The game is started with the following render arguments:
[Image Removed]
and the one version of the following extra arguments is appended:
[Image Removed]
We are having disabled render features like a HW raytracing, mesh shaders, async compute and mega lights. This feature cutoff has resolved a lot of other GPU crashes in the past.
Also, we have merged a several Aftermath improvements and fixes from the 5.6, including custom improvements:
- being able to symbolize and pair the dumped shaders with the Nvidia crash dumps
- added shader names reporting in the Aftermath “Active Shaders” section
- fixed Aftermath resource names reporting
Currently, the most frequent crash has following Breadcrumbs:
- RenderScene -> Scene -> Nanite::VisBuffer -> Nanite::InitContext -> RasterClear
followed by:
- UpdateGlobalDistanceField -> Update MostlyStatic -> CullToClipmaps, GlobalDistanceField.HasPendingStreamingReadback
- Scene -> PrePass DDM_AllOpaque (Forced by Nanite) -> DepthPassParallel -> ParallelDraw
Despite all debugging features above being enabled, only a few GPU reports contain all crash data. A lot of reports are missing the last DRED ops, pagefault data or the Aftermath is not being invoked (even after prolonging the timeout to one minute).
Do you have any clues how to resolve this, please? Is this just a driver dependent, that decides to gather some info and sometimes not?

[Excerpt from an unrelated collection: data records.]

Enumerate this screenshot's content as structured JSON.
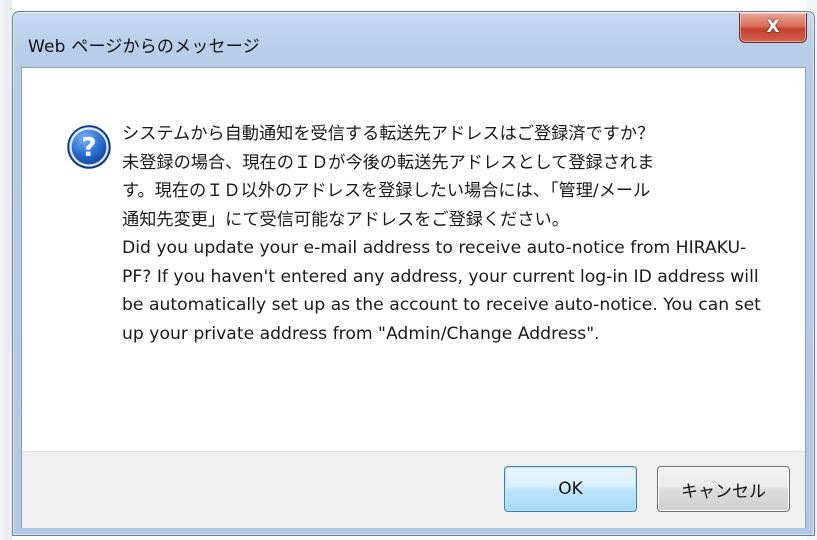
{
  "window": {
    "title": "Web ページからのメッセージ",
    "close_symbol": "X"
  },
  "icon": {
    "name": "question-icon",
    "glyph": "?",
    "color": "#1f5fbf"
  },
  "message": {
    "japanese": "システムから自動通知を受信する転送先アドレスはご登録済ですか？\n未登録の場合、現在のＩＤが今後の転送先アドレスとして登録されま\nす。現在のＩＤ以外のアドレスを登録したい場合には、「管理/メール\n通知先変更」にて受信可能なアドレスをご登録ください。",
    "english": "Did you update your e-mail address to receive auto-notice from HIRAKU-PF? If you haven't entered any address, your current log-in ID address will be automatically set up as the account to receive auto-notice. You can set up your private address from \"Admin/Change Address\"."
  },
  "buttons": {
    "ok_label": "OK",
    "cancel_label": "キャンセル"
  }
}
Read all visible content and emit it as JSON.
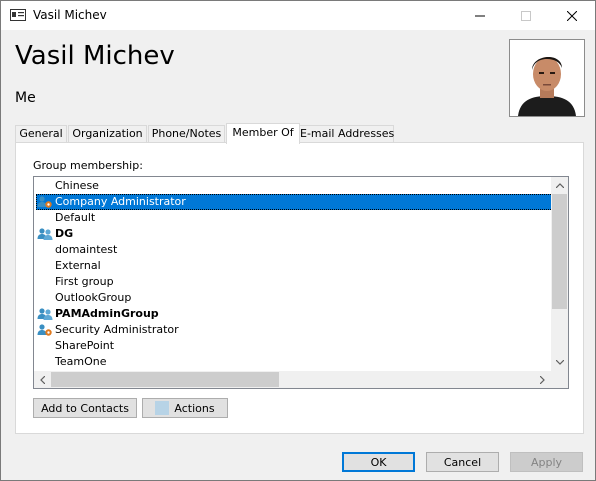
{
  "window": {
    "title": "Vasil Michev",
    "controls": {
      "minimize": "minimize",
      "maximize": "maximize",
      "close": "close"
    }
  },
  "header": {
    "name": "Vasil Michev",
    "subtitle": "Me"
  },
  "tabs": [
    {
      "label": "General",
      "active": false
    },
    {
      "label": "Organization",
      "active": false
    },
    {
      "label": "Phone/Notes",
      "active": false
    },
    {
      "label": "Member Of",
      "active": true
    },
    {
      "label": "E-mail Addresses",
      "active": false
    }
  ],
  "membership": {
    "label": "Group membership:",
    "groups": [
      {
        "name": "Chinese",
        "icon": "",
        "bold": false,
        "selected": false
      },
      {
        "name": "Company Administrator",
        "icon": "admin-role-icon",
        "bold": false,
        "selected": true
      },
      {
        "name": "Default",
        "icon": "",
        "bold": false,
        "selected": false
      },
      {
        "name": "DG",
        "icon": "group-icon",
        "bold": true,
        "selected": false
      },
      {
        "name": "domaintest",
        "icon": "",
        "bold": false,
        "selected": false
      },
      {
        "name": "External",
        "icon": "",
        "bold": false,
        "selected": false
      },
      {
        "name": "First group",
        "icon": "",
        "bold": false,
        "selected": false
      },
      {
        "name": "OutlookGroup",
        "icon": "",
        "bold": false,
        "selected": false
      },
      {
        "name": "PAMAdminGroup",
        "icon": "group-icon",
        "bold": true,
        "selected": false
      },
      {
        "name": "Security Administrator",
        "icon": "admin-role-icon",
        "bold": false,
        "selected": false
      },
      {
        "name": "SharePoint",
        "icon": "",
        "bold": false,
        "selected": false
      },
      {
        "name": "TeamOne",
        "icon": "",
        "bold": false,
        "selected": false
      }
    ]
  },
  "buttons": {
    "add_to_contacts": "Add to Contacts",
    "actions": "Actions",
    "ok": "OK",
    "cancel": "Cancel",
    "apply": "Apply"
  },
  "colors": {
    "selection": "#0078d7",
    "group_icon": "#3a8fc2",
    "admin_gear": "#e07a1f"
  }
}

When we are lucky and get a better GPU report, it doesn’t make much sense. The one report (attached in this post) says, specifically the Breadcrumbs, the crash happened in the UAV clear pass within the Nanite::InitContext pass. However, the code and the shader are so simple, that we don’t see any mistakes around.
[Image Removed]
We were searching for possible Nanite fixes on Github, there are a lot of changes in the NaniteCullRaster.cpp, but none of them mentioned this kind of issue.

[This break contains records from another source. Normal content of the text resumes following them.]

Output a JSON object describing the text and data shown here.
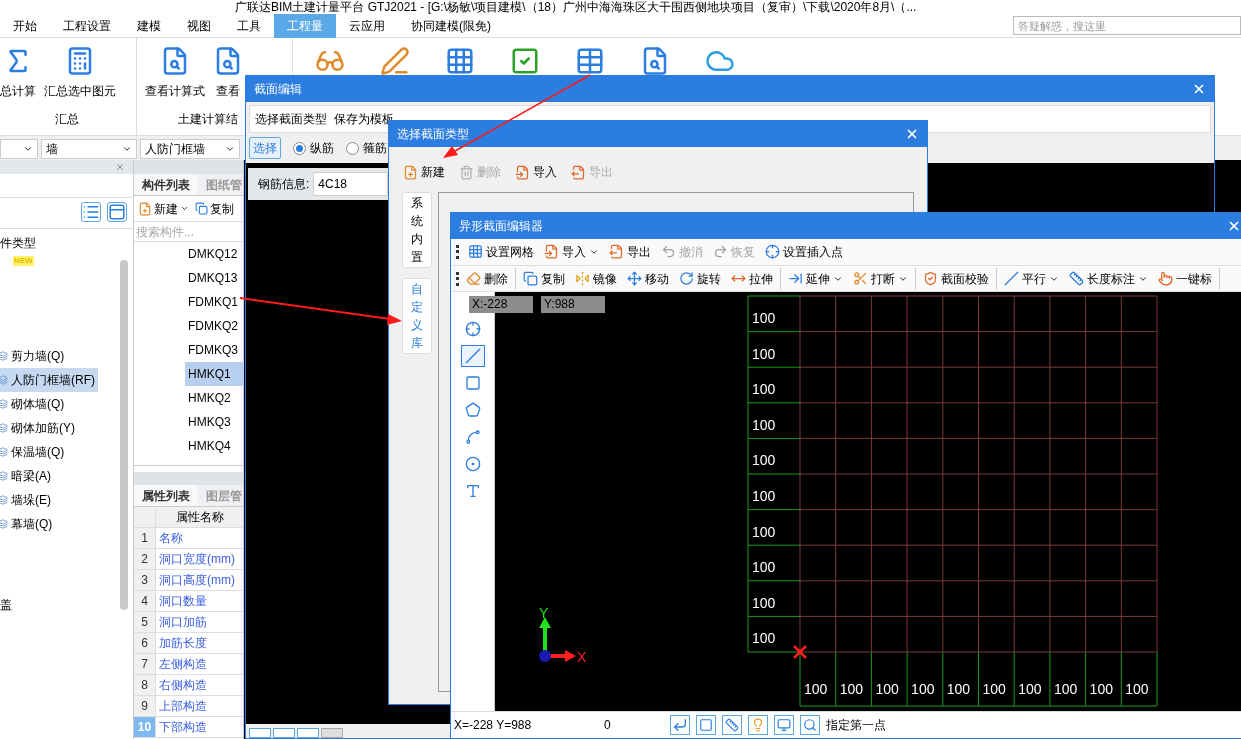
{
  "app": {
    "title": "广联达BIM土建计量平台 GTJ2021 - [G:\\杨敏\\项目建模\\（18）广州中海海珠区大干围西侧地块项目（复审）\\下载\\2020年8月\\（...",
    "menu_tabs": [
      {
        "label": "开始",
        "selected": false
      },
      {
        "label": "工程设置",
        "selected": false
      },
      {
        "label": "建模",
        "selected": false
      },
      {
        "label": "视图",
        "selected": false
      },
      {
        "label": "工具",
        "selected": false
      },
      {
        "label": "工程量",
        "selected": true
      },
      {
        "label": "云应用",
        "selected": false
      },
      {
        "label": "协同建模(限免)",
        "selected": false
      }
    ],
    "search": {
      "placeholder": "答疑解惑，搜这里"
    },
    "ribbon_groups": [
      {
        "label": "汇总",
        "buttons": [
          {
            "label": "总计算",
            "kind": "sum"
          },
          {
            "label": "汇总选中图元",
            "kind": "sum-selected"
          }
        ]
      },
      {
        "label": "土建计算结",
        "buttons": [
          {
            "label": "查看计算式",
            "kind": "formula"
          },
          {
            "label": "查看",
            "kind": "quantity"
          }
        ]
      }
    ],
    "filters": [
      "墙",
      "人防门框墙"
    ],
    "component_types": {
      "heading": "件类型",
      "badge": "NEW",
      "items": [
        {
          "label": "剪力墙(Q)",
          "selected": false
        },
        {
          "label": "人防门框墙(RF)",
          "selected": true
        },
        {
          "label": "砌体墙(Q)",
          "selected": false
        },
        {
          "label": "砌体加筋(Y)",
          "selected": false
        },
        {
          "label": "保温墙(Q)",
          "selected": false
        },
        {
          "label": "暗梁(A)",
          "selected": false
        },
        {
          "label": "墙垛(E)",
          "selected": false
        },
        {
          "label": "幕墙(Q)",
          "selected": false
        }
      ],
      "footer": "盖"
    },
    "component_list": {
      "tabs": [
        {
          "label": "构件列表",
          "selected": true
        },
        {
          "label": "图纸管",
          "selected": false
        }
      ],
      "new_label": "新建",
      "copy_label": "复制",
      "search_placeholder": "搜索构件...",
      "items": [
        {
          "label": "DMKQ12",
          "selected": false
        },
        {
          "label": "DMKQ13",
          "selected": false
        },
        {
          "label": "FDMKQ1",
          "selected": false
        },
        {
          "label": "FDMKQ2",
          "selected": false
        },
        {
          "label": "FDMKQ3",
          "selected": false
        },
        {
          "label": "HMKQ1",
          "selected": true
        },
        {
          "label": "HMKQ2",
          "selected": false
        },
        {
          "label": "HMKQ3",
          "selected": false
        },
        {
          "label": "HMKQ4",
          "selected": false
        }
      ]
    },
    "properties": {
      "tabs": [
        {
          "label": "属性列表",
          "selected": true
        },
        {
          "label": "图层管",
          "selected": false
        }
      ],
      "header": "属性名称",
      "rows": [
        {
          "index": "1",
          "name": "名称",
          "selected": false
        },
        {
          "index": "2",
          "name": "洞口宽度(mm)",
          "selected": false
        },
        {
          "index": "3",
          "name": "洞口高度(mm)",
          "selected": false
        },
        {
          "index": "4",
          "name": "洞口数量",
          "selected": false
        },
        {
          "index": "5",
          "name": "洞口加筋",
          "selected": false
        },
        {
          "index": "6",
          "name": "加筋长度",
          "selected": false
        },
        {
          "index": "7",
          "name": "左侧构造",
          "selected": false
        },
        {
          "index": "8",
          "name": "右侧构造",
          "selected": false
        },
        {
          "index": "9",
          "name": "上部构造",
          "selected": false
        },
        {
          "index": "10",
          "name": "下部构造",
          "selected": true
        }
      ]
    }
  },
  "section_editor": {
    "title": "截面编辑",
    "toolbar": [
      "选择截面类型",
      "保存为模板"
    ],
    "select_button": "选择",
    "rebar_types": [
      {
        "label": "纵筋",
        "selected": true
      },
      {
        "label": "箍筋",
        "selected": false
      }
    ],
    "rebar_info": {
      "label": "钢筋信息:",
      "value": "4C18"
    }
  },
  "section_type_dialog": {
    "title": "选择截面类型",
    "toolbar": [
      {
        "label": "新建",
        "kind": "new",
        "disabled": false
      },
      {
        "label": "删除",
        "kind": "delete",
        "disabled": true
      },
      {
        "label": "导入",
        "kind": "import",
        "disabled": false
      },
      {
        "label": "导出",
        "kind": "export",
        "disabled": true
      }
    ],
    "side_tabs": [
      {
        "label": "系统内置",
        "selected": false
      },
      {
        "label": "自定义库",
        "selected": true
      }
    ]
  },
  "shape_editor": {
    "title": "异形截面编辑器",
    "toolbar_1": [
      {
        "label": "设置网格",
        "kind": "grid",
        "disabled": false,
        "dropdown": false
      },
      {
        "label": "导入",
        "kind": "import",
        "disabled": false,
        "dropdown": true
      },
      {
        "label": "导出",
        "kind": "export",
        "disabled": false,
        "dropdown": false
      },
      {
        "label": "撤消",
        "kind": "undo",
        "disabled": true,
        "dropdown": false
      },
      {
        "label": "恢复",
        "kind": "redo",
        "disabled": true,
        "dropdown": false
      },
      {
        "label": "设置插入点",
        "kind": "insert-point",
        "disabled": false,
        "dropdown": false
      }
    ],
    "toolbar_2": [
      [
        {
          "label": "删除",
          "kind": "erase",
          "disabled": false,
          "dropdown": false
        }
      ],
      [
        {
          "label": "复制",
          "kind": "copy",
          "disabled": false,
          "dropdown": false
        },
        {
          "label": "镜像",
          "kind": "mirror",
          "disabled": false,
          "dropdown": false
        },
        {
          "label": "移动",
          "kind": "move",
          "disabled": false,
          "dropdown": false
        },
        {
          "label": "旋转",
          "kind": "rotate",
          "disabled": false,
          "dropdown": false
        },
        {
          "label": "拉伸",
          "kind": "stretch",
          "disabled": false,
          "dropdown": false
        }
      ],
      [
        {
          "label": "延伸",
          "kind": "extend",
          "disabled": false,
          "dropdown": true
        },
        {
          "label": "打断",
          "kind": "break",
          "disabled": false,
          "dropdown": true
        }
      ],
      [
        {
          "label": "截面校验",
          "kind": "check",
          "disabled": false,
          "dropdown": false
        }
      ],
      [
        {
          "label": "平行",
          "kind": "parallel",
          "disabled": false,
          "dropdown": true
        },
        {
          "label": "长度标注",
          "kind": "dimension",
          "disabled": false,
          "dropdown": true
        },
        {
          "label": "一键标",
          "kind": "one-click",
          "disabled": false,
          "dropdown": false
        }
      ]
    ],
    "tools": [
      {
        "kind": "point",
        "selected": false
      },
      {
        "kind": "line",
        "selected": true
      },
      {
        "kind": "rectangle",
        "selected": false
      },
      {
        "kind": "polygon",
        "selected": false
      },
      {
        "kind": "arc",
        "selected": false
      },
      {
        "kind": "circle",
        "selected": false
      },
      {
        "kind": "text",
        "selected": false
      }
    ],
    "cursor": {
      "x": "X:-228",
      "y": "Y:988"
    },
    "grid": {
      "row_labels": [
        "100",
        "100",
        "100",
        "100",
        "100",
        "100",
        "100",
        "100",
        "100",
        "100"
      ],
      "column_labels": [
        "100",
        "100",
        "100",
        "100",
        "100",
        "100",
        "100",
        "100",
        "100",
        "100"
      ]
    },
    "axes": {
      "x": "X",
      "y": "Y"
    },
    "status": {
      "position": "X=-228 Y=988",
      "angle": "0",
      "prompt": "指定第一点"
    }
  }
}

But, when we look to the active shaders reported by the Aftermath, it directs us to the completely different passes, which are already finished (based on the Breadcrumbs):
[Image Removed]
We don’t know which reported information is correct and which one is just rough. We never get reports with an active shader for the RasterClear pass, but we’ve got several reports mentioning the DistanceFieldStreaming shaders.

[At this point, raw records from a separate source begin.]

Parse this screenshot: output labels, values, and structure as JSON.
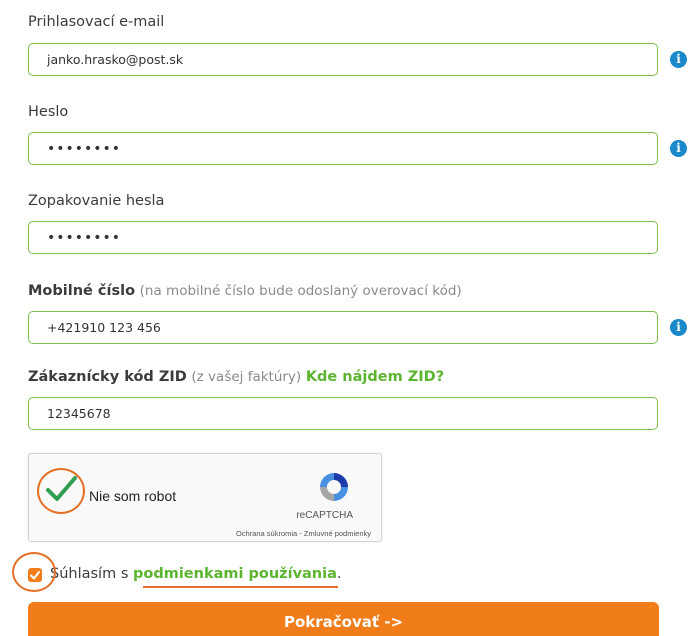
{
  "email": {
    "label": "Prihlasovací e-mail",
    "value": "janko.hrasko@post.sk"
  },
  "password": {
    "label": "Heslo",
    "value": "••••••••"
  },
  "password_repeat": {
    "label": "Zopakovanie hesla",
    "value": "••••••••"
  },
  "mobile": {
    "label": "Mobilné číslo",
    "hint": "(na mobilné číslo bude odoslaný overovací kód)",
    "value": "+421910 123 456"
  },
  "zid": {
    "label": "Zákaznícky kód ZID",
    "hint": "(z vašej faktúry)",
    "help_link": "Kde nájdem ZID?",
    "value": "12345678"
  },
  "recaptcha": {
    "label": "Nie som robot",
    "brand": "reCAPTCHA",
    "terms": "Ochrana súkromia - Zmluvné podmienky",
    "checked": true
  },
  "consent": {
    "prefix": "Súhlasím s ",
    "link": "podmienkami používania",
    "suffix": ".",
    "checked": true
  },
  "submit": {
    "label": "Pokračovať ->"
  },
  "icons": {
    "info": "info-icon",
    "check": "check-icon",
    "recaptcha_logo": "recaptcha-logo-icon"
  },
  "colors": {
    "accent_green": "#5cb531",
    "field_border": "#7cc04a",
    "orange": "#f07d1a",
    "info_blue": "#1a88c9"
  }
}
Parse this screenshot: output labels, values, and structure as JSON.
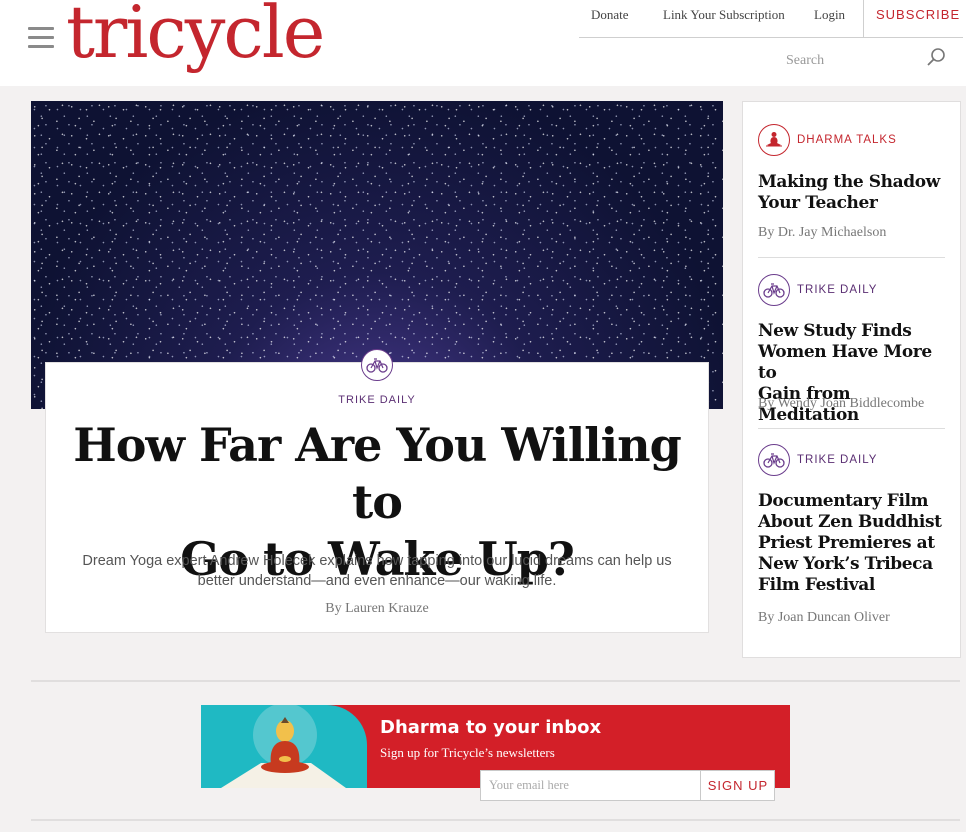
{
  "header": {
    "logo": "tricycle",
    "nav": {
      "donate": "Donate",
      "link_subscription": "Link Your Subscription",
      "login": "Login",
      "subscribe": "SUBSCRIBE"
    },
    "search_placeholder": "Search",
    "brand_color": "#c4262e"
  },
  "hero": {
    "category": "TRIKE DAILY",
    "category_icon": "bicycle-icon",
    "title_line1": "How Far Are You Willing to",
    "title_line2": "Go to Wake Up?",
    "description_line1": "Dream Yoga expert Andrew Holecek explains how tapping into our lucid dreams can help us",
    "description_line2": "better understand—and even enhance—our waking life.",
    "byline": "By Lauren Krauze"
  },
  "sidebar": {
    "items": [
      {
        "category": "DHARMA TALKS",
        "icon": "meditation-icon",
        "title_line1": "Making the Shadow",
        "title_line2": "Your Teacher",
        "byline": "By Dr. Jay Michaelson"
      },
      {
        "category": "TRIKE DAILY",
        "icon": "bicycle-icon",
        "title_line1": "New Study Finds",
        "title_line2": "Women Have More to",
        "title_line3": "Gain from Meditation",
        "byline": "By Wendy Joan Biddlecombe"
      },
      {
        "category": "TRIKE DAILY",
        "icon": "bicycle-icon",
        "title_line1": "Documentary Film",
        "title_line2": "About Zen Buddhist",
        "title_line3": "Priest Premieres at",
        "title_line4": "New York’s Tribeca",
        "title_line5": "Film Festival",
        "byline": "By Joan Duncan Oliver"
      }
    ]
  },
  "newsletter": {
    "title": "Dharma to your inbox",
    "subtitle": "Sign up for Tricycle’s newsletters",
    "email_placeholder": "Your email here",
    "button": "SIGN UP"
  }
}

It seems, the UDN doesn’t mention any related problems and the Github changes in the DistanceFieldStreaming.cpp are not very frequent. We are not sure, if this change may resolve it somehow: https://github.com/EpicGames/UnrealEngine/commit/9a57280ffdb410fffbbf9cd81eef0146540f40a6.
Do you have any ideas or suggestions, what may resolve this kind of crashes, please?
Thank you.
Best regards,
Tomas Ruzicka.
[Attachment Removed]